El enorme pendiente en el sector es la brecha entre la obra proyectada, la presupuestada, la contratada y la pagada. “Entre menor es el tiempo entre una y otra, mayor el impacto de los recursos invertidos en la economía”, dice Armenta.

Según analistas, México representa, en proyectos de infraestructura, el mejor equilibrio entre riesgo y rentabilidad, pero debe contar con un marco jurídico que permita mantener la correcta distribución de estos riesgos entre gobierno y el sector privado.

De ahí que con la idea de optimizar los procesos de asignación y contratación, aplicar en tiempo y forma el presupuesto público, así como una adecuada distribución de riesgos, la CMIC sugirió una reforma a la Ley de Obras Públicas, “ya que la actual no responde a las exigencias que se requieren para la realización del PNI”, dice su presidente, Luis Zárate Rocha.

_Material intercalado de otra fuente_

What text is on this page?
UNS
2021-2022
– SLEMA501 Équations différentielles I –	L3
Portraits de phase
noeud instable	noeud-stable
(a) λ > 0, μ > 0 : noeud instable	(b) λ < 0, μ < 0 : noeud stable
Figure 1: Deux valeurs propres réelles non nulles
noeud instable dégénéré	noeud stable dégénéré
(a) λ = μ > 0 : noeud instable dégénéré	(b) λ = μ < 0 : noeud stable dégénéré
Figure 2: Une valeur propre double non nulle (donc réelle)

También la CMIC —que entre sus agremiados cuenta con más de 10,000 Pymes— pide la formación de una Coordinación Nacional de Infraestructura, que operaría con el gobierno federal y los gobiernos estatales, así como con el Poder Legislativo, con el fin de incorporar a los proyectos del gobierno las mejores prácticas internacionales, que permitan planear y ejecutar cada proyecto de manera integral en cada una de sus etapas, desde su operación hasta su mantenimiento, y con ello evitar meses de inactividad en los que se asignan las obras.

Hay dinero, proyectos estudiados e identificados y propuestas de ejecución, pero lo que se acaba es el tiempo.